Rails 6- 符合 RFC5322 的电子邮件验证
Rails 6- RFC5322 compliant Email validation
这是 PCRE 正则表达式。 https://regex101.com/r/gJ7pU0/1 可以验证电子邮件地址。
ruby 是否有符合 RFC5322 的正则表达式? Ruby 有 URI::MailTo::EMAIL_REGEXP
,但我认为它不符合 RFC5322。
另一个 post 提到了这个 'mail' gem,但我没有看到用它验证电子邮件地址的方法。
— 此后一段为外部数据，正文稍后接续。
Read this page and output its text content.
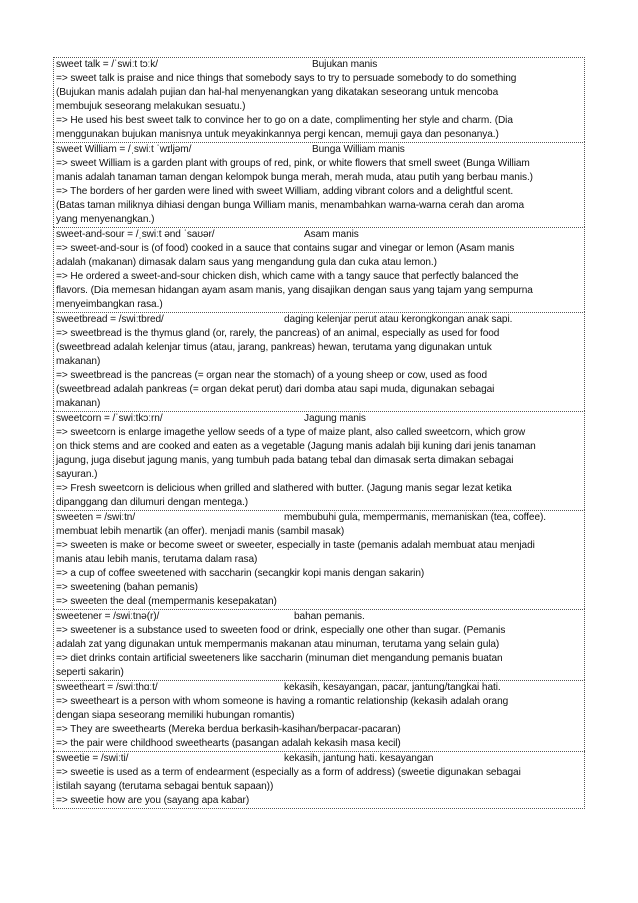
sweet talk = /ˈswiːt tɔːk/	Bujukan manis
=> sweet talk is praise and nice things that somebody says to try to persuade somebody to do something
(Bujukan manis adalah pujian dan hal-hal menyenangkan yang dikatakan seseorang untuk mencoba
membujuk seseorang melakukan sesuatu.)
=> He used his best sweet talk to convince her to go on a date, complimenting her style and charm. (Dia
menggunakan bujukan manisnya untuk meyakinkannya pergi kencan, memuji gaya dan pesonanya.)
sweet William = /ˌswiːt ˈwɪljəm/	Bunga William manis
=> sweet William is a garden plant with groups of red, pink, or white flowers that smell sweet (Bunga William
manis adalah tanaman taman dengan kelompok bunga merah, merah muda, atau putih yang berbau manis.)
=> The borders of her garden were lined with sweet William, adding vibrant colors and a delightful scent.
(Batas taman miliknya dihiasi dengan bunga William manis, menambahkan warna-warna cerah dan aroma
yang menyenangkan.)
sweet-and-sour = /ˌswiːt ənd ˈsaʊər/	Asam manis
=> sweet-and-sour is (of food) cooked in a sauce that contains sugar and vinegar or lemon (Asam manis
adalah (makanan) dimasak dalam saus yang mengandung gula dan cuka atau lemon.)
=> He ordered a sweet-and-sour chicken dish, which came with a tangy sauce that perfectly balanced the
flavors. (Dia memesan hidangan ayam asam manis, yang disajikan dengan saus yang tajam yang sempurna
menyeimbangkan rasa.)
sweetbread = /swiːtbred/	daging kelenjar perut atau kerongkongan anak sapi.
=> sweetbread is the thymus gland (or, rarely, the pancreas) of an animal, especially as used for food
(sweetbread adalah kelenjar timus (atau, jarang, pankreas) hewan, terutama yang digunakan untuk
makanan)
=> sweetbread is the pancreas (= organ near the stomach) of a young sheep or cow, used as food
(sweetbread adalah pankreas (= organ dekat perut) dari domba atau sapi muda, digunakan sebagai
makanan)
sweetcorn = /ˈswiːtkɔːrn/	Jagung manis
=> sweetcorn is enlarge imagethe yellow seeds of a type of maize plant, also called sweetcorn, which grow
on thick stems and are cooked and eaten as a vegetable (Jagung manis adalah biji kuning dari jenis tanaman
jagung, juga disebut jagung manis, yang tumbuh pada batang tebal dan dimasak serta dimakan sebagai
sayuran.)
=> Fresh sweetcorn is delicious when grilled and slathered with butter. (Jagung manis segar lezat ketika
dipanggang dan dilumuri dengan mentega.)
sweeten = /swiːtn/	membubuhi gula, mempermanis, memaniskan (tea, coffee).
membuat lebih menartik (an offer). menjadi manis (sambil masak)
=> sweeten is make or become sweet or sweeter, especially in taste (pemanis adalah membuat atau menjadi
manis atau lebih manis, terutama dalam rasa)
=> a cup of coffee sweetened with saccharin (secangkir kopi manis dengan sakarin)
=> sweetening (bahan pemanis)
=> sweeten the deal (mempermanis kesepakatan)
sweetener = /swiːtnə(r)/	bahan pemanis.
=> sweetener is a substance used to sweeten food or drink, especially one other than sugar. (Pemanis
adalah zat yang digunakan untuk mempermanis makanan atau minuman, terutama yang selain gula)
=> diet drinks contain artificial sweeteners like saccharin (minuman diet mengandung pemanis buatan
seperti sakarin)
sweetheart = /swiːthɑːt/	kekasih, kesayangan, pacar, jantung/tangkai hati.
=> sweetheart is a person with whom someone is having a romantic relationship (kekasih adalah orang
dengan siapa seseorang memiliki hubungan romantis)
=> They are sweethearts (Mereka berdua berkasih-kasihan/berpacar-pacaran)
=> the pair were childhood sweethearts (pasangan adalah kekasih masa kecil)
sweetie = /swiːti/	kekasih, jantung hati. kesayangan
=> sweetie is used as a term of endearment (especially as a form of address) (sweetie digunakan sebagai
istilah sayang (terutama sebagai bentuk sapaan))
=> sweetie how are you (sayang apa kabar)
https://github.com/mikel/mail/tree/6b0ebb142c476bf7c00524effe513a4f151f59ab
符合 PERC RFC5322 标准
(?(DEFINE)
(?<addr_spec> (?&local_part) @ (?&domain) )
(?<local_part> (?&dot_atom) | (?"ed_string) | (?&obs_local_part) )
(?<domain> (?&dot_atom) | (?&domain_literal) | (?&obs_domain) )
(?<domain_literal> (?&CFWS)? \[ (?: (?&FWS)? (?&dtext) )* (?&FWS)? \] (?&CFWS)? )
(?<dtext> [\x21-\x5a] | [\x5e-\x7e] | (?&obs_dtext) )
(?<quoted_pair> \ (?: (?&VCHAR) | (?&WSP) ) | (?&obs_qp) )
(?<dot_atom> (?&CFWS)? (?&dot_atom_text) (?&CFWS)? )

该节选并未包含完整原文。